Review: Frank and Percy


by Mike Matthaiakis

In “Frank and Percy,” Ian McKellen and Roger Allam deliver delightful performances in a spikey comedy that explores love in later life. Directed by Sean Mathias, the play revolves around two grumpy dog owners from Yorkshire, McKellen’s Percy and Allam’s Frank, who find companionship and romance in each other’s company.

The astonishing fact that McKellen, now in his mid-80s, has continued to grace the stage with five major performances in just four years is commendable. “Frank and Percy” joins his impressive list of recent stage ventures, showcasing his dedication to live theatre.

Penned by Ben Weatherill, the comedy-drama introduces us to Percy and Frank, who form an unlikely friendship after meeting in Hampstead Heath. Loneliness, divorce for Percy, and being widowed for Frank, prompt them to schedule walks together with their canine companions. The narrative takes an interesting turn when Percy reveals that his ex was a man, leading to a charged moment during a lunch invitation.

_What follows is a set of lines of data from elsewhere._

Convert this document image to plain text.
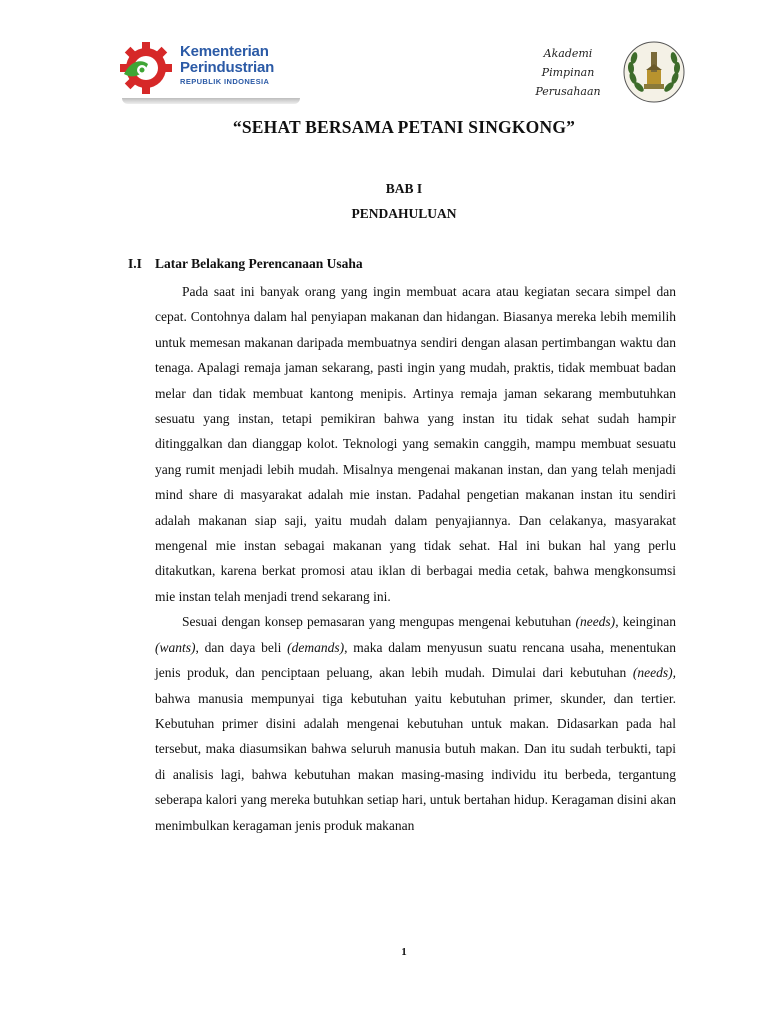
Kementerian
Perindustrian
REPUBLIK INDONESIA
Akademi
Pimpinan
Perusahaan
“SEHAT BERSAMA PETANI SINGKONG”
BAB I
PENDAHULUAN
I.I Latar Belakang Perencanaan Usaha

Pada saat ini banyak orang yang ingin membuat acara atau kegiatan secara simpel dan cepat. Contohnya dalam hal penyiapan makanan dan hidangan. Biasanya mereka lebih memilih untuk memesan makanan daripada membuatnya sendiri dengan alasan pertimbangan waktu dan tenaga. Apalagi remaja jaman sekarang, pasti ingin yang mudah, praktis, tidak membuat badan melar dan tidak membuat kantong menipis. Artinya remaja jaman sekarang membutuhkan sesuatu yang instan, tetapi pemikiran bahwa yang instan itu tidak sehat sudah hampir ditinggalkan dan dianggap kolot. Teknologi yang semakin canggih, mampu membuat sesuatu yang rumit menjadi lebih mudah. Misalnya mengenai makanan instan, dan yang telah menjadi mind share di masyarakat adalah mie instan. Padahal pengetian makanan instan itu sendiri adalah makanan siap saji, yaitu mudah dalam penyajiannya. Dan celakanya, masyarakat mengenal mie instan sebagai makanan yang tidak sehat. Hal ini bukan hal yang perlu ditakutkan, karena berkat promosi atau iklan di berbagai media cetak, bahwa mengkonsumsi mie instan telah menjadi trend sekarang ini.

Sesuai dengan konsep pemasaran yang mengupas mengenai kebutuhan (needs), keinginan (wants), dan daya beli (demands), maka dalam menyusun suatu rencana usaha, menentukan jenis produk, dan penciptaan peluang, akan lebih mudah. Dimulai dari kebutuhan (needs), bahwa manusia mempunyai tiga kebutuhan yaitu kebutuhan primer, skunder, dan tertier. Kebutuhan primer disini adalah mengenai kebutuhan untuk makan. Didasarkan pada hal tersebut, maka diasumsikan bahwa seluruh manusia butuh makan. Dan itu sudah terbukti, tapi di analisis lagi, bahwa kebutuhan makan masing-masing individu itu berbeda, tergantung seberapa kalori yang mereka butuhkan setiap hari, untuk bertahan hidup. Keragaman disini akan menimbulkan keragaman jenis produk makanan

1
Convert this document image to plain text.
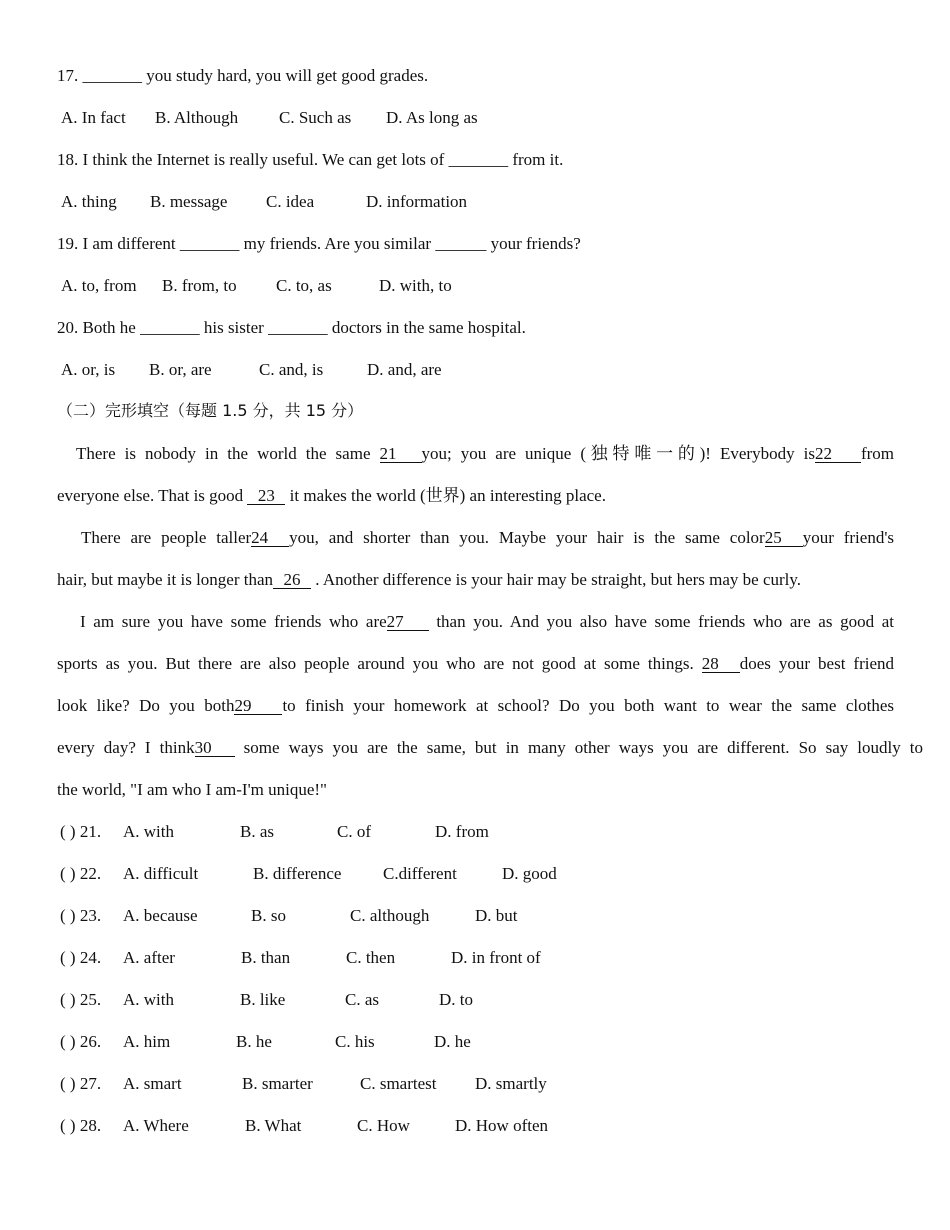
17. _______ you study hard, you will get good grades.
A. In fact B. Although C. Such as D. As long as
18. I think the Internet is really useful. We can get lots of _______ from it.
A. thing B. message C. idea	D. information
19. I am different _______ my friends. Are you similar ______ your friends?
A. to, from B. from, to C. to, as	D. with, to
20. Both he _______ his sister _______ doctors in the same hospital.
A. or, is B. or, are	C. and, is	D. and, are
（二）完形填空（每题 1.5 分，共 15 分）
There is nobody in the world the same 21 you; you are unique (独特唯一的)! Everybody is22 from
everyone else. That is good 23 it makes the world (世界) an interesting place.
There are people taller24 you, and shorter than you. Maybe your hair is the same color25 your friend's
hair, but maybe it is longer than 26 . Another difference is your hair may be straight, but hers may be curly.
I am sure you have some friends who are27 than you. And you also have some friends who are as good at
sports as you. But there are also people around you who are not good at some things. 28 does your best friend
look like? Do you both29 to finish your homework at school? Do you both want to wear the same clothes
every day? I think30 some ways you are the same, but in many other ways you are different. So say loudly to
the world, "I am who I am-I'm unique!"
( ) 21. A. with	B. as	C. of	D. from
( ) 22. A. difficult	B. difference C.different	D. good
( ) 23. A. because	B. so	C. although	D. but
( ) 24. A. after	B. than	C. then	D. in front of
( ) 25. A. with	B. like	C. as	D. to
( ) 26. A. him	B. he	C. his	D. he
( ) 27. A. smart	B. smarter	C. smartest D. smartly
( ) 28. A. Where	B. What	C. How	D. How often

While the play has its share of didactic moments, particularly in Frank’s coming-out process, it provides a heartwarming portrayal of a passionate senior love story. Scenes of the pair preparing for Pride or engaging in karaoke add to the uplifting narrative. Despite their old-age grumpiness, the characters’ droll humor, especially Percy’s complaints about Viagra, adds a layer of charm to the story.

Weatherill’s writing skillfully weaves an uplifting tale while addressing the challenges of starting a new relationship later in life, emphasizing the difficulties of change and the weight of lifetime baggage.

However, a somewhat bizarre subplot involving Percy’s involvement in climate change conspiracy theories feels disconnected and unclear in its purpose. The play introduces Percy attending a dubious conference in America, facing repercussions from Durham University, and releasing a controversial book. Yet, these elements appear as background color without a clear narrative purpose.

Directed crisply by Mathias, “Frank and Percy” avoids grandstanding and valedictory showcases. Instead, it presents two accomplished actors flexing their comedy muscles and delivering authentic Yorkshire accents. Allam’s portrayal of the sweet and openhearted Frank complements McKellen’s spikey and amorous Percy. The play offers a cozy atmosphere, and the end-of-first-act snog between the venerable duo feels quietly radical, adding a touch of unexpected charm to the narrative.

Frank and Percy is at the Theatre Royal Windsor.